Sir.-Royal Mail's reported plan to close up to 280 post offices will be a significant blow to a great many elderly people.

As Britain's largest provider of private sheltered housing, we know that many pensioners still rely on the post office as their source of cash for everyday spending.

Indeed, when choosing sites for new developments locally, we still place great importance on having a post office and other public amenities nearby.

Those of us lucky enough to be freely mobile, or to have a home computer for banking by internet, perhaps don't worry so much about the loss of post office counters - although they are all part of a depressing picture of public services in decline.

We have already seen rural post offices decimated over the last 15 years; now we face the loss of up to half of Britain's 560 town centre branches.

The situation is not helped by the major banks closing long-established branches in the high street.

Yes, there are more cashpoints, but elderly people are understandably wary of using credit cards and cash machines in the open street. They like to deal with human beings.

To the older person, the post office is more than a convenience - it is part of the community they live in.

Shutting local branches can only mean more reliance on the car or public transport, bring added expense to the user and more damage to the environment.

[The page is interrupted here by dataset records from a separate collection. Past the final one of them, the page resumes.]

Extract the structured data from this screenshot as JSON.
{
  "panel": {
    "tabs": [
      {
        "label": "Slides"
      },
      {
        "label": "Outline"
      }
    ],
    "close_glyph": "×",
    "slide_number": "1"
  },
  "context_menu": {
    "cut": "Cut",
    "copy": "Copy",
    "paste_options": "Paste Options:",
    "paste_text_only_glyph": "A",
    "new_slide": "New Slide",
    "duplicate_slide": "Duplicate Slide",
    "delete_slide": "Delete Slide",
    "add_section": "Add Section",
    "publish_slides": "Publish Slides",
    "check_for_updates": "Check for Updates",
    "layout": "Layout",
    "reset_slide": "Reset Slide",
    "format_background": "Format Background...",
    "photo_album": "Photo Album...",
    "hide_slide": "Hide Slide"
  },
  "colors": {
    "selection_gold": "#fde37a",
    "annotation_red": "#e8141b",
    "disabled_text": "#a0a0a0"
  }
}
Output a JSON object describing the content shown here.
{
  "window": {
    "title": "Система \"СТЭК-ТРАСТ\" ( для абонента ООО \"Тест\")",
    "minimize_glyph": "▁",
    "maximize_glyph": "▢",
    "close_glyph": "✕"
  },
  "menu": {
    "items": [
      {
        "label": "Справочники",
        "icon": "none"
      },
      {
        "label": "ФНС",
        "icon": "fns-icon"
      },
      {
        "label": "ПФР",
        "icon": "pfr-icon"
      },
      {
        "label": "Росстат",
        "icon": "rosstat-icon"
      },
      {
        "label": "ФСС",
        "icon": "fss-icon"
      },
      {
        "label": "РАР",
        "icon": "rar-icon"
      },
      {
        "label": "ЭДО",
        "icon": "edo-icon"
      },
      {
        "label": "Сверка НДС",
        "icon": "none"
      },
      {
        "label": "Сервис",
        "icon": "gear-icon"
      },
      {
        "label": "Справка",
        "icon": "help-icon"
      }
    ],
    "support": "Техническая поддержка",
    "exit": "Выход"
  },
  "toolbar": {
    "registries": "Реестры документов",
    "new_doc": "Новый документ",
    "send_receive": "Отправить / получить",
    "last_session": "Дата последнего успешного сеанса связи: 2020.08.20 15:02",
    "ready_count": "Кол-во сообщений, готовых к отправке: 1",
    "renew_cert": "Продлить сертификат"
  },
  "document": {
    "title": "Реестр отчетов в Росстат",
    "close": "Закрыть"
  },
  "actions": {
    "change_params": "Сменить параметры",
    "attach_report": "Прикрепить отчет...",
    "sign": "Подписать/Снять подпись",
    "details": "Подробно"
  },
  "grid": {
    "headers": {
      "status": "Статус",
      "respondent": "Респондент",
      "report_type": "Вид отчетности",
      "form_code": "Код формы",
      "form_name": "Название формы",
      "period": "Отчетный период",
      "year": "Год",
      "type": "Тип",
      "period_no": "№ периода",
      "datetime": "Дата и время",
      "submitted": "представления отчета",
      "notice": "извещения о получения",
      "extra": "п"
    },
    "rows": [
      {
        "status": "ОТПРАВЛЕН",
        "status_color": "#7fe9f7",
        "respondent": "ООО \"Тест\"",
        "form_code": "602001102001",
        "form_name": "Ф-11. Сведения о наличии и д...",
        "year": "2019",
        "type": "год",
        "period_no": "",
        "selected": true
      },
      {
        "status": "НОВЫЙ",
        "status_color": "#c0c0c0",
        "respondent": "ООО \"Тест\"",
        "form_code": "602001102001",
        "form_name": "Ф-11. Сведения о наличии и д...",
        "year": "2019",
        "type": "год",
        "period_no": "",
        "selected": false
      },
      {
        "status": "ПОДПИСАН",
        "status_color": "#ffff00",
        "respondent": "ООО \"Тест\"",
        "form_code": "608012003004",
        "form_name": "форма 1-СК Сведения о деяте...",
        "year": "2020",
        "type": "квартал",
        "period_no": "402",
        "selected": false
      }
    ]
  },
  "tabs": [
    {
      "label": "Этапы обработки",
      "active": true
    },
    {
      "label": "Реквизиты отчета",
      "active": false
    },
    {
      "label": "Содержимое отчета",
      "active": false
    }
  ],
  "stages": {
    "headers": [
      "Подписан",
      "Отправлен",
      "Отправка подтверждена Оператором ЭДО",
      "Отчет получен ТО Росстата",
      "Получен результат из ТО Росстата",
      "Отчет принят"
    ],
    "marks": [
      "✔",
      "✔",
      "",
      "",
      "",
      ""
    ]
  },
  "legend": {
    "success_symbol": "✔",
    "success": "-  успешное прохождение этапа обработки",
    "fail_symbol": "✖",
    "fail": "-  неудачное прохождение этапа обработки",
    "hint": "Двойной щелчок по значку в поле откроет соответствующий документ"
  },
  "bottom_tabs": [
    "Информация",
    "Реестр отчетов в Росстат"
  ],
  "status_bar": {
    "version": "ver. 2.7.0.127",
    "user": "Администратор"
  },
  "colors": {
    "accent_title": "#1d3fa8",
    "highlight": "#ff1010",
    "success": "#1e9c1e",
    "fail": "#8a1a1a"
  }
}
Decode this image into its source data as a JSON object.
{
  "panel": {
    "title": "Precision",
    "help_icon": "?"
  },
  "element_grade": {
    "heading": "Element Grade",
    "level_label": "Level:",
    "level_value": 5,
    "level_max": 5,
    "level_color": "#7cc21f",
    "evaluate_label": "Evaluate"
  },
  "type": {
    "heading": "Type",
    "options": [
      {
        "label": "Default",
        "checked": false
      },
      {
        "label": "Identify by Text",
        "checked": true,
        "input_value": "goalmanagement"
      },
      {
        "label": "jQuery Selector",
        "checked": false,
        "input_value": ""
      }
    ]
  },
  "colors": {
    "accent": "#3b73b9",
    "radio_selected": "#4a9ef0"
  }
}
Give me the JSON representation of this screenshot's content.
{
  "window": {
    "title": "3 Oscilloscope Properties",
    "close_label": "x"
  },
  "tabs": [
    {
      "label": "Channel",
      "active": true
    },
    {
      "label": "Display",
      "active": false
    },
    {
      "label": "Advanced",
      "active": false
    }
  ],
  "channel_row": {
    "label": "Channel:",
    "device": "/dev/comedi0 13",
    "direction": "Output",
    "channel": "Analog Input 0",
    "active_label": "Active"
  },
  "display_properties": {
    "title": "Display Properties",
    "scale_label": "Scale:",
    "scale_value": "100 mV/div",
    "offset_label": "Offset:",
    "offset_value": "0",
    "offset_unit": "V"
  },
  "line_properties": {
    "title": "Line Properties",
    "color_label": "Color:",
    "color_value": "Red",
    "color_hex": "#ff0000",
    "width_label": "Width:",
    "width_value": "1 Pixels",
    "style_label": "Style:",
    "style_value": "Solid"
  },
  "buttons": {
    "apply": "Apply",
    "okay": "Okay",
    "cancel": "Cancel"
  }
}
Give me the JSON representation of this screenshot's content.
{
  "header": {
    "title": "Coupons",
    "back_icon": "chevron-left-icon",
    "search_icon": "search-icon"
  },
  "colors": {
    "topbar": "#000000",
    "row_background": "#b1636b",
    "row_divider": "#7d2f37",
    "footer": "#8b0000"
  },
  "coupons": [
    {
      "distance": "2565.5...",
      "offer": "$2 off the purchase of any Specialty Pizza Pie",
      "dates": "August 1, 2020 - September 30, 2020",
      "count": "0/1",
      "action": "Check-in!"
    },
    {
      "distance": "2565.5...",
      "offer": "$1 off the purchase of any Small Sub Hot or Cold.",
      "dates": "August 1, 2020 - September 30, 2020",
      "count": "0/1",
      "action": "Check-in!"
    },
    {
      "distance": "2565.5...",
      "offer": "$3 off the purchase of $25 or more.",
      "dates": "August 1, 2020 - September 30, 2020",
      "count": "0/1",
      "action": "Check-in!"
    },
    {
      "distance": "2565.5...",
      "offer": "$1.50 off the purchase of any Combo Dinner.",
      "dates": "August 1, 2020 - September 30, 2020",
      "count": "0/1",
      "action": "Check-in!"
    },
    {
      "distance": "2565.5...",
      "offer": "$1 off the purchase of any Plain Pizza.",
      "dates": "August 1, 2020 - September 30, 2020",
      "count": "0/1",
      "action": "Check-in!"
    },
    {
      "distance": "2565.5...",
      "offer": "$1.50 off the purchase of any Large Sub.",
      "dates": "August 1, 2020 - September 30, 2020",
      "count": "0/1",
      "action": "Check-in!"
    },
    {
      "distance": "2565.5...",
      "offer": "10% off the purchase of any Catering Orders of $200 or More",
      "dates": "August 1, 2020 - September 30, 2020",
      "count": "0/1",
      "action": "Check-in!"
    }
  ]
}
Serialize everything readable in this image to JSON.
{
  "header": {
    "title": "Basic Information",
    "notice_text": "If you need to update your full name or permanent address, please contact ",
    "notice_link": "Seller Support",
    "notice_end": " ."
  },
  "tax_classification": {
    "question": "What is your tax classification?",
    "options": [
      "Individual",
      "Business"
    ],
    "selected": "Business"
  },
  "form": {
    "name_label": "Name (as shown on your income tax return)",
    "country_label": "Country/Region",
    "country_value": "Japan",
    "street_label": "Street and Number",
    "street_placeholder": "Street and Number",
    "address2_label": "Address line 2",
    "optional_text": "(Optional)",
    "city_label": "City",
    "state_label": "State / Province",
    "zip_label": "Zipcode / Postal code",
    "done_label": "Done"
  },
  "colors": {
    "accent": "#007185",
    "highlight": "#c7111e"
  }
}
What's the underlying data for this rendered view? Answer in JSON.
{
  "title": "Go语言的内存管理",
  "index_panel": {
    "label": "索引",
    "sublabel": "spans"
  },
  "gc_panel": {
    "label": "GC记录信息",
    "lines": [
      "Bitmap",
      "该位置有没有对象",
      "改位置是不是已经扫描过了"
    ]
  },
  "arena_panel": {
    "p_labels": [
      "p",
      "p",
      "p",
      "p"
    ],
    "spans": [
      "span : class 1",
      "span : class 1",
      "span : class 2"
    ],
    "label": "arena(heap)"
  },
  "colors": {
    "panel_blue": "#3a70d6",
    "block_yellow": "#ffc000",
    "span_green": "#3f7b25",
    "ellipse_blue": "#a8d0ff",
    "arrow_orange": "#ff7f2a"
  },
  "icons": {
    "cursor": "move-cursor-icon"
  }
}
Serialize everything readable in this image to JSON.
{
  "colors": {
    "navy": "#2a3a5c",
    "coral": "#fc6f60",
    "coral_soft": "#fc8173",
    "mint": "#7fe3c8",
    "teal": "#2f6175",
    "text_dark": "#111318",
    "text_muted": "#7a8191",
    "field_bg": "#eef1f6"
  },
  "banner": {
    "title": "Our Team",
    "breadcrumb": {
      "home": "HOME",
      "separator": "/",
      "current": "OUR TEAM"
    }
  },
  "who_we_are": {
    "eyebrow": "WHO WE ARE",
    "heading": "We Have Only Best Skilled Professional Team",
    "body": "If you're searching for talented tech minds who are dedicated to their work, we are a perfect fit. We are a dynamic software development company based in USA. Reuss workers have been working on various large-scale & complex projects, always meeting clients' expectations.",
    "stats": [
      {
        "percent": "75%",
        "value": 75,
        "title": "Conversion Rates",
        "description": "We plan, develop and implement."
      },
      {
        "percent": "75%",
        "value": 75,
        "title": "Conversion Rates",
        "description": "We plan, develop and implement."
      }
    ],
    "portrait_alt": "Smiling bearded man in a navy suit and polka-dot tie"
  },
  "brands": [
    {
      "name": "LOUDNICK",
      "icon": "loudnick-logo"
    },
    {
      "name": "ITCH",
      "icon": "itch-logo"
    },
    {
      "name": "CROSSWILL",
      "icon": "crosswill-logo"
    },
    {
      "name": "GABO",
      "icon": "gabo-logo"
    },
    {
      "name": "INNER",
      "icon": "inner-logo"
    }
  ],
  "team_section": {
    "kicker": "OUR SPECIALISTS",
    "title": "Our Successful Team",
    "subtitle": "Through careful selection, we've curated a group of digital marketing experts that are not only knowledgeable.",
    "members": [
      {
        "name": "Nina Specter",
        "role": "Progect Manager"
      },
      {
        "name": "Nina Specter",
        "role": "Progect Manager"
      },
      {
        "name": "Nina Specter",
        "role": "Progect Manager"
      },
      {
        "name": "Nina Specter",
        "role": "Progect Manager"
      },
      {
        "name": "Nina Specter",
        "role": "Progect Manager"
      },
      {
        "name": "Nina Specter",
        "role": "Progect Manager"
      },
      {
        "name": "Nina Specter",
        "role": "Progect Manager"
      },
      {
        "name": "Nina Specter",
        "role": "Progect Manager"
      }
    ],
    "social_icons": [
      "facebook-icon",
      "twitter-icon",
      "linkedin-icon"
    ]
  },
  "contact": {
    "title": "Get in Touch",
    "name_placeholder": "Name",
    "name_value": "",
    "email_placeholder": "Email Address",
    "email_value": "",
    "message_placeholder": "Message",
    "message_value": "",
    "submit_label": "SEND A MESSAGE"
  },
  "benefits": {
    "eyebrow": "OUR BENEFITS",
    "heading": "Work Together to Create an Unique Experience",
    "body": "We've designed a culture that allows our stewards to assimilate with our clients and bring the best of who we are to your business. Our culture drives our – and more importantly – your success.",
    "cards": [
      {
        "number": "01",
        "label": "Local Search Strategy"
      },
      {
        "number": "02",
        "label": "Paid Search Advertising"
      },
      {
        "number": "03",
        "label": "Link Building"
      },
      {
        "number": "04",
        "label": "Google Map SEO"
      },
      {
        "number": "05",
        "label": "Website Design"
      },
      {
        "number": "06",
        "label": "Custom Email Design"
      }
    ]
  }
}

And it's not only people needing their pension money who are affected. Where do you take a parcel to be weighed if the post office has gone?

Almost every public service you can think of, from railways to refuse collection, seems unable to grasp the concept of "service" these days, while continually raising costs.

Do they not understand the well-proven saying "The customer is king"?

-Keith Lovelock, Chief Executive, McCarthy & Stone plc, Byfleet.